Повесть о любви и тьме - Амос Оз
Шрифт:
Интервал:
Вновь мы сидели в семь утра на трех плетеных табуретках, вокруг кухонного стола, покрытого цветастой клеенкой. И мама начала рассказывать нам о богатом торговце мехами, еврее, жившем в ее городе, в Ровно. Торговец этот вел дела так ловко, что даже из Парижа и Рима слали к нему гонцов за редким мехом, который назывался «серебристой лисой»: он сверкал и искрился, словно изморозь в лунную зимнюю ночь.

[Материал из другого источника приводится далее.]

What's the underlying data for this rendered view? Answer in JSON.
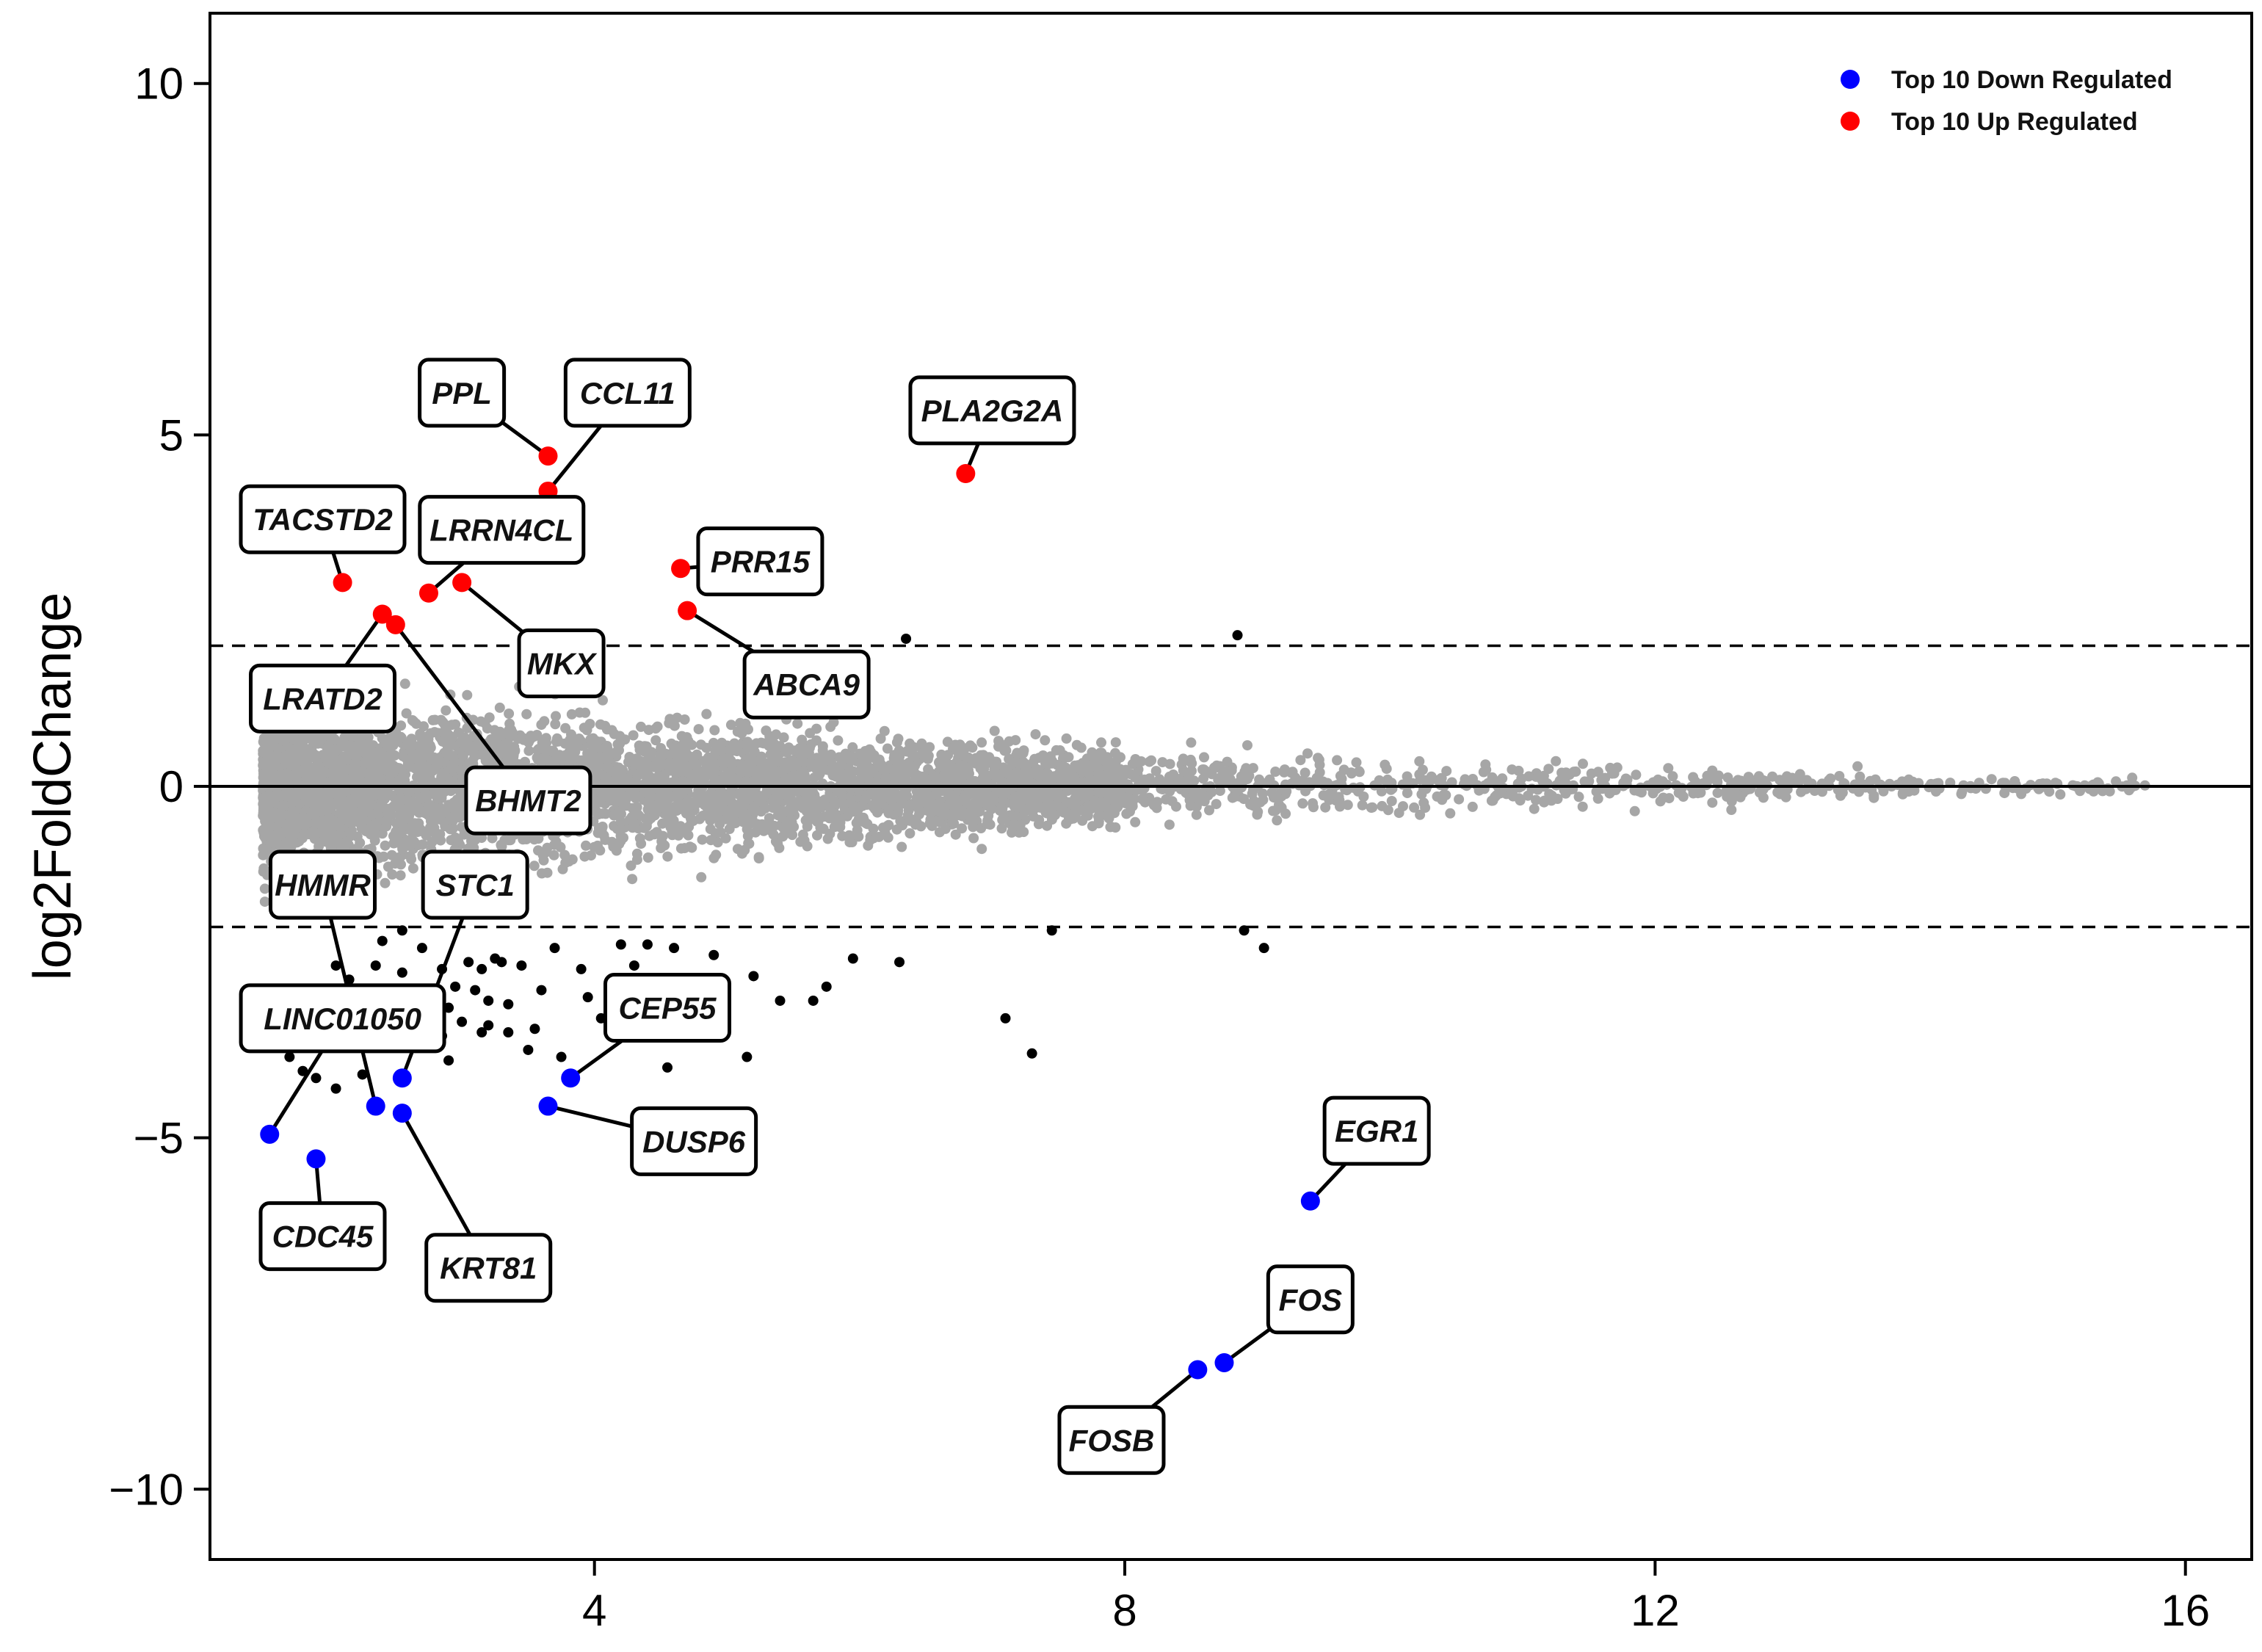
{
  "colors": {
    "background_points": "#a6a6a6",
    "significant_points": "#000000",
    "down": "#0000ff",
    "up": "#ff0000",
    "axis": "#000000"
  },
  "chart_data": {
    "type": "scatter",
    "title": "",
    "xlabel": "",
    "ylabel": "log2FoldChange",
    "xlim": [
      1.1,
      16.5
    ],
    "ylim": [
      -11,
      11
    ],
    "x_ticks": [
      4,
      8,
      12,
      16
    ],
    "y_ticks": [
      10,
      5,
      0,
      -5,
      -10
    ],
    "x_tick_labels": [
      "4",
      "8",
      "12",
      "16"
    ],
    "y_tick_labels": [
      "10",
      "5",
      "0",
      "−5",
      "−10"
    ],
    "reference_lines": {
      "solid": [
        0
      ],
      "dashed": [
        2,
        -2
      ]
    },
    "legend": {
      "position": "top-right",
      "entries": [
        {
          "label": "Top 10 Down Regulated",
          "color": "#0000ff"
        },
        {
          "label": "Top 10 Up Regulated",
          "color": "#ff0000"
        }
      ]
    },
    "series": [
      {
        "name": "Top 10 Up Regulated",
        "color": "#ff0000",
        "points": [
          {
            "gene": "PPL",
            "x": 3.65,
            "y": 4.7,
            "label_x": 3.0,
            "label_y": 5.6
          },
          {
            "gene": "CCL11",
            "x": 3.65,
            "y": 4.2,
            "label_x": 4.25,
            "label_y": 5.6
          },
          {
            "gene": "PLA2G2A",
            "x": 6.8,
            "y": 4.45,
            "label_x": 7.0,
            "label_y": 5.35
          },
          {
            "gene": "TACSTD2",
            "x": 2.1,
            "y": 2.9,
            "label_x": 1.95,
            "label_y": 3.8
          },
          {
            "gene": "LRRN4CL",
            "x": 2.75,
            "y": 2.75,
            "label_x": 3.3,
            "label_y": 3.65
          },
          {
            "gene": "PRR15",
            "x": 4.65,
            "y": 3.1,
            "label_x": 5.25,
            "label_y": 3.2
          },
          {
            "gene": "ABCA9",
            "x": 4.7,
            "y": 2.5,
            "label_x": 5.6,
            "label_y": 1.45
          },
          {
            "gene": "MKX",
            "x": 3.0,
            "y": 2.9,
            "label_x": 3.75,
            "label_y": 1.75
          },
          {
            "gene": "LRATD2",
            "x": 2.4,
            "y": 2.45,
            "label_x": 1.95,
            "label_y": 1.25
          },
          {
            "gene": "BHMT2",
            "x": 2.5,
            "y": 2.3,
            "label_x": 3.5,
            "label_y": -0.2
          }
        ]
      },
      {
        "name": "Top 10 Down Regulated",
        "color": "#0000ff",
        "points": [
          {
            "gene": "EGR1",
            "x": 9.4,
            "y": -5.9,
            "label_x": 9.9,
            "label_y": -4.9
          },
          {
            "gene": "FOS",
            "x": 8.75,
            "y": -8.2,
            "label_x": 9.4,
            "label_y": -7.3
          },
          {
            "gene": "FOSB",
            "x": 8.55,
            "y": -8.3,
            "label_x": 7.9,
            "label_y": -9.3
          },
          {
            "gene": "CEP55",
            "x": 3.82,
            "y": -4.15,
            "label_x": 4.55,
            "label_y": -3.15
          },
          {
            "gene": "DUSP6",
            "x": 3.65,
            "y": -4.55,
            "label_x": 4.75,
            "label_y": -5.05
          },
          {
            "gene": "STC1",
            "x": 2.55,
            "y": -4.15,
            "label_x": 3.1,
            "label_y": -1.4
          },
          {
            "gene": "KRT81",
            "x": 2.55,
            "y": -4.65,
            "label_x": 3.2,
            "label_y": -6.85
          },
          {
            "gene": "HMMR",
            "x": 2.35,
            "y": -4.55,
            "label_x": 1.95,
            "label_y": -1.4
          },
          {
            "gene": "LINC01050",
            "x": 1.55,
            "y": -4.95,
            "label_x": 2.1,
            "label_y": -3.3
          },
          {
            "gene": "CDC45",
            "x": 1.9,
            "y": -5.3,
            "label_x": 1.95,
            "label_y": -6.4
          }
        ]
      }
    ],
    "significant_points": [
      {
        "x": 6.35,
        "y": 2.1
      },
      {
        "x": 8.85,
        "y": 2.15
      },
      {
        "x": 7.45,
        "y": -2.05
      },
      {
        "x": 8.9,
        "y": -2.05
      },
      {
        "x": 9.05,
        "y": -2.3
      },
      {
        "x": 7.1,
        "y": -3.3
      },
      {
        "x": 7.3,
        "y": -3.8
      },
      {
        "x": 4.55,
        "y": -4.0
      },
      {
        "x": 5.15,
        "y": -3.85
      },
      {
        "x": 5.4,
        "y": -3.05
      },
      {
        "x": 5.65,
        "y": -3.05
      },
      {
        "x": 5.75,
        "y": -2.85
      },
      {
        "x": 5.95,
        "y": -2.45
      },
      {
        "x": 6.3,
        "y": -2.5
      },
      {
        "x": 5.2,
        "y": -2.7
      },
      {
        "x": 4.9,
        "y": -2.4
      },
      {
        "x": 4.6,
        "y": -2.3
      },
      {
        "x": 4.4,
        "y": -2.25
      },
      {
        "x": 4.2,
        "y": -2.25
      },
      {
        "x": 4.3,
        "y": -2.55
      },
      {
        "x": 3.9,
        "y": -2.6
      },
      {
        "x": 3.7,
        "y": -2.3
      },
      {
        "x": 3.95,
        "y": -3.0
      },
      {
        "x": 3.6,
        "y": -2.9
      },
      {
        "x": 3.45,
        "y": -2.55
      },
      {
        "x": 3.3,
        "y": -2.5
      },
      {
        "x": 3.15,
        "y": -2.6
      },
      {
        "x": 3.05,
        "y": -2.5
      },
      {
        "x": 3.1,
        "y": -2.9
      },
      {
        "x": 2.95,
        "y": -2.85
      },
      {
        "x": 2.85,
        "y": -2.6
      },
      {
        "x": 2.7,
        "y": -2.3
      },
      {
        "x": 2.55,
        "y": -2.05
      },
      {
        "x": 2.4,
        "y": -2.2
      },
      {
        "x": 2.35,
        "y": -2.55
      },
      {
        "x": 2.55,
        "y": -2.65
      },
      {
        "x": 2.65,
        "y": -2.9
      },
      {
        "x": 2.75,
        "y": -3.1
      },
      {
        "x": 2.9,
        "y": -3.15
      },
      {
        "x": 3.2,
        "y": -3.05
      },
      {
        "x": 3.35,
        "y": -3.1
      },
      {
        "x": 3.0,
        "y": -3.35
      },
      {
        "x": 3.2,
        "y": -3.4
      },
      {
        "x": 3.35,
        "y": -3.5
      },
      {
        "x": 3.15,
        "y": -3.5
      },
      {
        "x": 2.85,
        "y": -3.55
      },
      {
        "x": 2.7,
        "y": -3.7
      },
      {
        "x": 2.9,
        "y": -3.9
      },
      {
        "x": 3.55,
        "y": -3.45
      },
      {
        "x": 3.5,
        "y": -3.75
      },
      {
        "x": 3.75,
        "y": -3.85
      },
      {
        "x": 4.05,
        "y": -3.3
      },
      {
        "x": 2.55,
        "y": -3.4
      },
      {
        "x": 2.45,
        "y": -3.05
      },
      {
        "x": 2.3,
        "y": -3.05
      },
      {
        "x": 2.2,
        "y": -3.25
      },
      {
        "x": 2.15,
        "y": -2.75
      },
      {
        "x": 2.05,
        "y": -2.55
      },
      {
        "x": 1.95,
        "y": -2.9
      },
      {
        "x": 2.05,
        "y": -3.45
      },
      {
        "x": 1.95,
        "y": -3.6
      },
      {
        "x": 1.8,
        "y": -4.05
      },
      {
        "x": 1.9,
        "y": -4.15
      },
      {
        "x": 2.05,
        "y": -4.3
      },
      {
        "x": 2.25,
        "y": -4.1
      },
      {
        "x": 1.7,
        "y": -3.85
      },
      {
        "x": 1.75,
        "y": -3.4
      },
      {
        "x": 1.85,
        "y": -3.15
      },
      {
        "x": 3.25,
        "y": -2.45
      }
    ]
  }
}
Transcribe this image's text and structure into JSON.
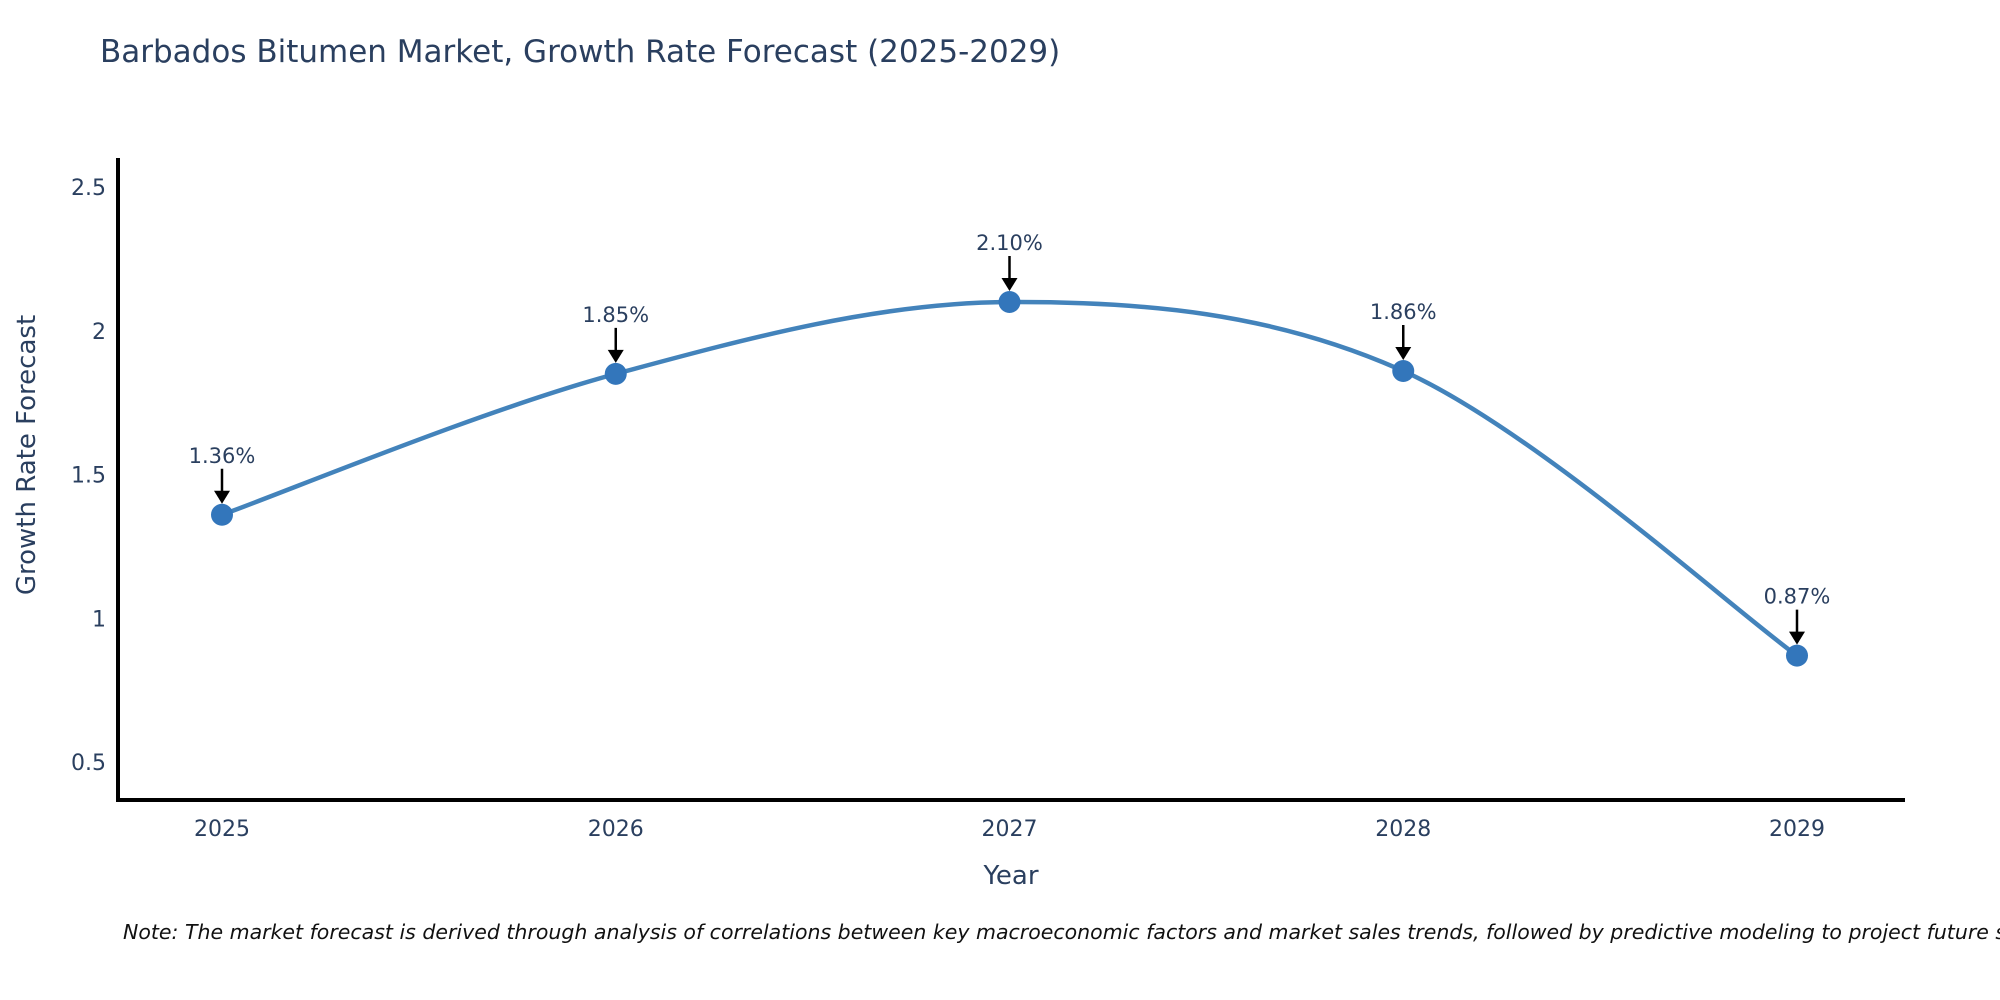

— И вот в один прекрасный день купец этот стал убежденным вегетарианцем. Он передал тестю-компаньону всю свою разветвленную торговлю мехами. А еще через какое-то время построил он себе в лесу небольшую избу, оставил свой дом и стал жить в лесу, ибо душа его затосковала — он не мог простить себе тех тысяч лисиц, которых охотники убивали для него, чтобы процветала его меховая фабрика. В конце концов, это человек совсем исчез. Когда хотели мы, я и мои сестры, напугать друг дружку, то, бывало, валялись втроем мы на ковре в темноте, и каждая по очереди описывала, как человек, который был когда-то богатым торговцем мехами, бродит теперь голым по лесам. Быть может, он теперь обезумел и воет в чаще, как воют лисы. И от этого воя волосы встают дыбом. У каждого, кому выпала судьба столкнуться в лесу с человеком-лисой, в одно мгновение все волосы на голове становились белыми от ужаса…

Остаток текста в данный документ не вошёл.